On the defense side, two sector advisers say heightened geopolitical turmoil will boost demand for missiles and hypersonic weapons.

L3Harris Technologies’ [NYSE:LHX] acquisition of propulsion systems maker Aerojet Rocketdyne for USD 4.7bn completed in July and NewMarket Corporation’s [NYSE:NEU] proposed purchase of AMPAC, a maker of specialty chemicals for rocket motors, for USD 700m in December are evidence of this, they say. Another company in the market is United Launch Alliancea space-launch joint venture between Lockheed Martin [NYSE:LMT] and Boeing, as reported.

SPACE ACTIVITY CONTINUES ORBIT

Space technology is among the hot subsectors within Industrials as contracts come up for grabs. Some smaller private companies could become attractive targets for larger defense players looking to gain a competitive edge via access to contracts, say the two sector advisers.

Besides propulsion systems manufacturers, businesses providing critical space capabilities such as space launch, small satellites, and components will be logical targets for both strategic and private-equity acquirers, adds Nemo.

Roughly 8,000 satellites are orbiting the earth today, and that number will reach 100,000 within the next decade, says Alec Dafferner, partner and head of US advisory for GP Bullhound. Once SpaceX’s Starship is operational, it will be a game-changer for the sector, he says.

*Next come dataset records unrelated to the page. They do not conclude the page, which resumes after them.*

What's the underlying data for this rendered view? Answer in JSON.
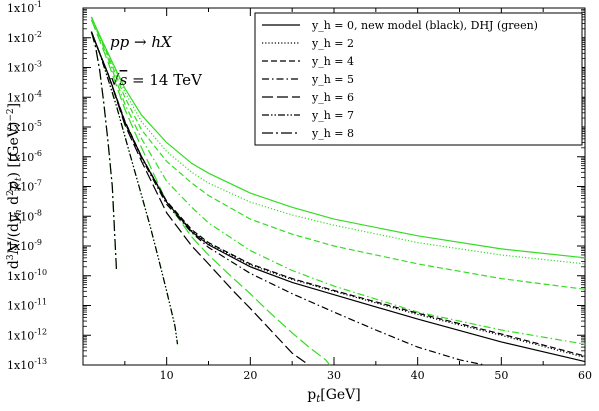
{
  "chart_data": {
    "type": "line",
    "title": "",
    "xlabel": "p_t [GeV]",
    "ylabel": "d³N/(dy_h d²p_t) [(GeV)⁻²]",
    "xlim": [
      0,
      60
    ],
    "ylim": [
      1e-13,
      0.1
    ],
    "yscale": "log",
    "grid": false,
    "legend_position": "top-right",
    "x_ticks": [
      10,
      20,
      30,
      40,
      50,
      60
    ],
    "x_tick_labels": [
      "10",
      "20",
      "30",
      "40",
      "50",
      "60"
    ],
    "y_tick_labels": [
      "1x10",
      "1x10",
      "1x10",
      "1x10",
      "1x10",
      "1x10",
      "1x10",
      "1x10",
      "1x10",
      "1x10",
      "1x10",
      "1x10",
      "1x10"
    ],
    "y_tick_exponents": [
      "-1",
      "-2",
      "-3",
      "-4",
      "-5",
      "-6",
      "-7",
      "-8",
      "-9",
      "-10",
      "-11",
      "-12",
      "-13"
    ],
    "annotations": [
      "pp → hX",
      "√s = 14 TeV"
    ],
    "colors": {
      "new_model": "#000000",
      "DHJ": "#33dd22"
    },
    "legend": [
      {
        "label": "y_h = 0, new model (black), DHJ (green)",
        "dash": "solid"
      },
      {
        "label": "y_h = 2",
        "dash": "dotted"
      },
      {
        "label": "y_h = 4",
        "dash": "dash"
      },
      {
        "label": "y_h = 5",
        "dash": "dashdot"
      },
      {
        "label": "y_h = 6",
        "dash": "longdash"
      },
      {
        "label": "y_h = 7",
        "dash": "dashdotdot"
      },
      {
        "label": "y_h = 8",
        "dash": "longdashdot"
      }
    ],
    "series": [
      {
        "model": "new model",
        "yh": "0",
        "dash": "solid",
        "color": "#000000",
        "x": [
          1,
          2,
          3,
          5,
          7,
          10,
          13,
          15,
          20,
          25,
          30,
          40,
          50,
          60
        ],
        "y": [
          0.016,
          0.003,
          0.0006,
          1.5e-05,
          1e-06,
          3e-08,
          3e-09,
          1.1e-09,
          2e-10,
          6e-11,
          2.3e-11,
          3.5e-12,
          6e-13,
          1.3e-13
        ]
      },
      {
        "model": "new model",
        "yh": "2",
        "dash": "dotted",
        "color": "#000000",
        "x": [
          1,
          2,
          3,
          5,
          7,
          10,
          13,
          15,
          20,
          25,
          30,
          40,
          50,
          60
        ],
        "y": [
          0.016,
          0.003,
          0.0006,
          1.5e-05,
          1e-06,
          3e-08,
          3.2e-09,
          1.2e-09,
          2.3e-10,
          7.5e-11,
          3e-11,
          5e-12,
          1e-12,
          1.8e-13
        ]
      },
      {
        "model": "new model",
        "yh": "4",
        "dash": "dash",
        "color": "#000000",
        "x": [
          1,
          2,
          3,
          5,
          7,
          10,
          13,
          15,
          20,
          25,
          30,
          40,
          50,
          60
        ],
        "y": [
          0.016,
          0.003,
          0.0006,
          1.6e-05,
          1e-06,
          3.2e-08,
          3.5e-09,
          1.3e-09,
          2.5e-10,
          8e-11,
          3.2e-11,
          5.5e-12,
          1.1e-12,
          2e-13
        ]
      },
      {
        "model": "new model",
        "yh": "5",
        "dash": "dashdot",
        "color": "#000000",
        "x": [
          1,
          2,
          3,
          5,
          7,
          10,
          13,
          15,
          20,
          25,
          30,
          35,
          40,
          45,
          48
        ],
        "y": [
          0.016,
          0.003,
          0.0006,
          1.4e-05,
          9e-07,
          2.5e-08,
          2.8e-09,
          9e-10,
          1.2e-10,
          2.5e-11,
          6e-12,
          1.5e-12,
          4e-13,
          1.5e-13,
          1e-13
        ]
      },
      {
        "model": "new model",
        "yh": "6",
        "dash": "longdash",
        "color": "#000000",
        "x": [
          1,
          2,
          3,
          5,
          7,
          10,
          13,
          15,
          18,
          20,
          22,
          25,
          27
        ],
        "y": [
          0.016,
          0.003,
          0.0006,
          1.2e-05,
          7e-07,
          1.3e-08,
          1e-09,
          2.5e-10,
          3e-11,
          8e-12,
          2e-12,
          2.5e-13,
          1e-13
        ]
      },
      {
        "model": "new model",
        "yh": "7",
        "dash": "dashdotdot",
        "color": "#000000",
        "x": [
          1,
          1.5,
          2,
          3,
          4,
          5,
          6,
          7,
          8,
          9,
          10,
          10.5,
          11,
          11.3
        ],
        "y": [
          0.016,
          0.007,
          0.003,
          0.0004,
          5e-05,
          5e-06,
          5e-07,
          5e-08,
          5e-09,
          4e-10,
          3e-11,
          8e-12,
          2e-12,
          5e-13
        ]
      },
      {
        "model": "new model",
        "yh": "8",
        "dash": "longdashdot",
        "color": "#000000",
        "x": [
          1,
          1.5,
          2,
          2.5,
          3,
          3.5,
          4
        ],
        "y": [
          0.016,
          0.005,
          0.0008,
          6e-05,
          3e-06,
          1e-07,
          1.5e-10
        ]
      },
      {
        "model": "DHJ",
        "yh": "0",
        "dash": "solid",
        "color": "#33dd22",
        "x": [
          1,
          2,
          3,
          5,
          7,
          10,
          13,
          15,
          20,
          25,
          30,
          40,
          50,
          60
        ],
        "y": [
          0.05,
          0.012,
          0.003,
          0.0002,
          2.5e-05,
          3e-06,
          6e-07,
          2.8e-07,
          6e-08,
          2e-08,
          8e-09,
          2.2e-09,
          8e-10,
          4e-10
        ]
      },
      {
        "model": "DHJ",
        "yh": "2",
        "dash": "dotted",
        "color": "#33dd22",
        "x": [
          1,
          2,
          3,
          5,
          7,
          10,
          13,
          15,
          20,
          25,
          30,
          40,
          50,
          60
        ],
        "y": [
          0.05,
          0.012,
          0.003,
          0.00015,
          1.5e-05,
          1.5e-06,
          3e-07,
          1.3e-07,
          3e-08,
          1.1e-08,
          5e-09,
          1.3e-09,
          5e-10,
          2.5e-10
        ]
      },
      {
        "model": "DHJ",
        "yh": "4",
        "dash": "dash",
        "color": "#33dd22",
        "x": [
          1,
          2,
          3,
          5,
          7,
          10,
          13,
          15,
          20,
          25,
          30,
          40,
          50,
          60
        ],
        "y": [
          0.05,
          0.011,
          0.0025,
          0.0001,
          8e-06,
          7e-07,
          1.3e-07,
          5e-08,
          8e-09,
          2.5e-09,
          1e-09,
          2.5e-10,
          8e-11,
          3.5e-11
        ]
      },
      {
        "model": "DHJ",
        "yh": "5",
        "dash": "dashdot",
        "color": "#33dd22",
        "x": [
          1,
          2,
          3,
          5,
          7,
          10,
          13,
          15,
          20,
          25,
          30,
          40,
          50,
          60
        ],
        "y": [
          0.05,
          0.01,
          0.002,
          6e-05,
          4e-06,
          1.5e-07,
          2e-08,
          6e-09,
          7e-10,
          1.5e-10,
          4.5e-11,
          6e-12,
          1.5e-12,
          5e-13
        ]
      },
      {
        "model": "DHJ",
        "yh": "6",
        "dash": "longdash",
        "color": "#33dd22",
        "x": [
          1,
          2,
          3,
          5,
          7,
          10,
          13,
          15,
          18,
          20,
          22,
          25,
          27,
          29,
          29.5
        ],
        "y": [
          0.04,
          0.008,
          0.0015,
          4e-05,
          2e-06,
          3e-08,
          2e-09,
          5e-10,
          8e-11,
          2.5e-11,
          7e-12,
          1.2e-12,
          4e-13,
          1.5e-13,
          1e-13
        ]
      },
      {
        "model": "DHJ",
        "yh": "7",
        "dash": "dashdotdot",
        "color": "#33dd22",
        "x": [
          1,
          1.5,
          2,
          3,
          4,
          5,
          6,
          7,
          8,
          9,
          10,
          10.5,
          11,
          11.3
        ],
        "y": [
          0.016,
          0.007,
          0.003,
          0.0004,
          5e-05,
          5e-06,
          5e-07,
          5e-08,
          5e-09,
          4e-10,
          3e-11,
          8e-12,
          2e-12,
          5e-13
        ]
      },
      {
        "model": "DHJ",
        "yh": "8",
        "dash": "longdashdot",
        "color": "#33dd22",
        "x": [
          1,
          1.5,
          2,
          2.5,
          3,
          3.5,
          4
        ],
        "y": [
          0.016,
          0.005,
          0.0008,
          6e-05,
          3e-06,
          1e-07,
          1.5e-10
        ]
      }
    ]
  }
}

“There’s going to be a massive need for solutions,” Dafferner says. Companies like LeoLabs that help manage and track objects, trash, and clutter in low Earth orbit could become in vogue given the number of launches.

In addition to AEI, Blackstone [NYSE:BX], Advent International, TJCKKR [NYSE:KKR], and Veritas Capital have been actively investing in the space sector, a trend that Nemo and Dafferner see continuing. A&D players such as GE Aerospace and General Dynamics [NYSE:GD] may also look more actively at space opportunities, Nemo adds.

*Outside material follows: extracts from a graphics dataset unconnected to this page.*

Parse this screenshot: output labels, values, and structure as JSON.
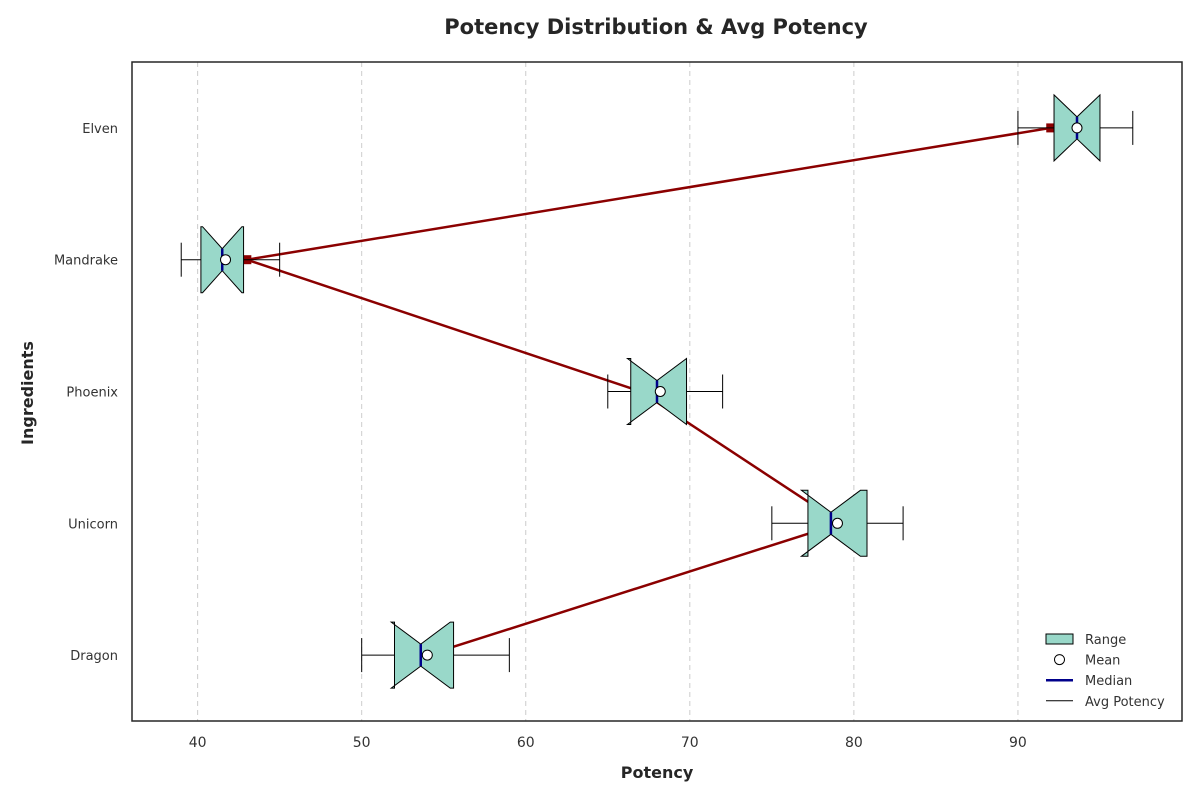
{
  "chart_data": {
    "type": "box",
    "orientation": "horizontal",
    "title": "Potency Distribution & Avg Potency",
    "xlabel": "Potency",
    "ylabel": "Ingredients",
    "xlim": [
      36,
      100
    ],
    "xticks": [
      40,
      50,
      60,
      70,
      80,
      90
    ],
    "grid": "x-dashed",
    "categories": [
      "Dragon",
      "Unicorn",
      "Phoenix",
      "Mandrake",
      "Elven"
    ],
    "boxes": [
      {
        "category": "Dragon",
        "whisker_low": 50,
        "q1": 52,
        "median": 53.6,
        "q3": 55.6,
        "whisker_high": 59,
        "notch_low": 51.8,
        "notch_high": 55.4,
        "mean": 54
      },
      {
        "category": "Unicorn",
        "whisker_low": 75,
        "q1": 77.2,
        "median": 78.6,
        "q3": 80.8,
        "whisker_high": 83,
        "notch_low": 76.8,
        "notch_high": 80.4,
        "mean": 79
      },
      {
        "category": "Phoenix",
        "whisker_low": 65,
        "q1": 66.4,
        "median": 68,
        "q3": 69.8,
        "whisker_high": 72,
        "notch_low": 66.2,
        "notch_high": 69.8,
        "mean": 68.2
      },
      {
        "category": "Mandrake",
        "whisker_low": 39,
        "q1": 40.2,
        "median": 41.5,
        "q3": 42.8,
        "whisker_high": 45,
        "notch_low": 40.3,
        "notch_high": 42.7,
        "mean": 41.7
      },
      {
        "category": "Elven",
        "whisker_low": 90,
        "q1": 92.2,
        "median": 93.6,
        "q3": 95,
        "whisker_high": 97,
        "notch_low": 92.2,
        "notch_high": 95,
        "mean": 93.6
      }
    ],
    "avg_line": {
      "name": "Avg Potency",
      "values": [
        54,
        79.2,
        67,
        43,
        92
      ]
    },
    "legend": {
      "position": "bottom-right",
      "entries": [
        "Range",
        "Mean",
        "Median",
        "Avg Potency"
      ]
    },
    "colors": {
      "box_fill": "#99d8c9",
      "box_edge": "#000000",
      "median": "#00008b",
      "avg_line": "#8b0000",
      "mean_fill": "#ffffff",
      "grid": "#cccccc"
    }
  }
}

Companies that went public via SPAC deals a few years ago but are now struggling could also be targets, notes Kirk Konert, managing partner of AEI.

“I think there will be consolidation and opportunities for investors to find good companies at better prices than ever in the space sector,” Konert says.

EVs ANOTHER M&A DRIVER 

The need to develop and commercialize public electric vehicle charging infrastructure will also drive M&A and investment activity. “Battery development will drive activity in mining as automotive producers and battery suppliers look to secure the basic mineral and metal components needed to produce batteries for EV cars and electrical storage facilities at scale and in (battery) machinery manufacturing,” says David Brinton, partner at Clifford Chance.

But he cautions that the geopolitical climate could weigh on activity. “Political and economic stability is a linchpin of M&A activity and as cross border M&A activity in the industrials sector continues to grow, instability, even on a fairly limited regional basis, can have an outsized impact.”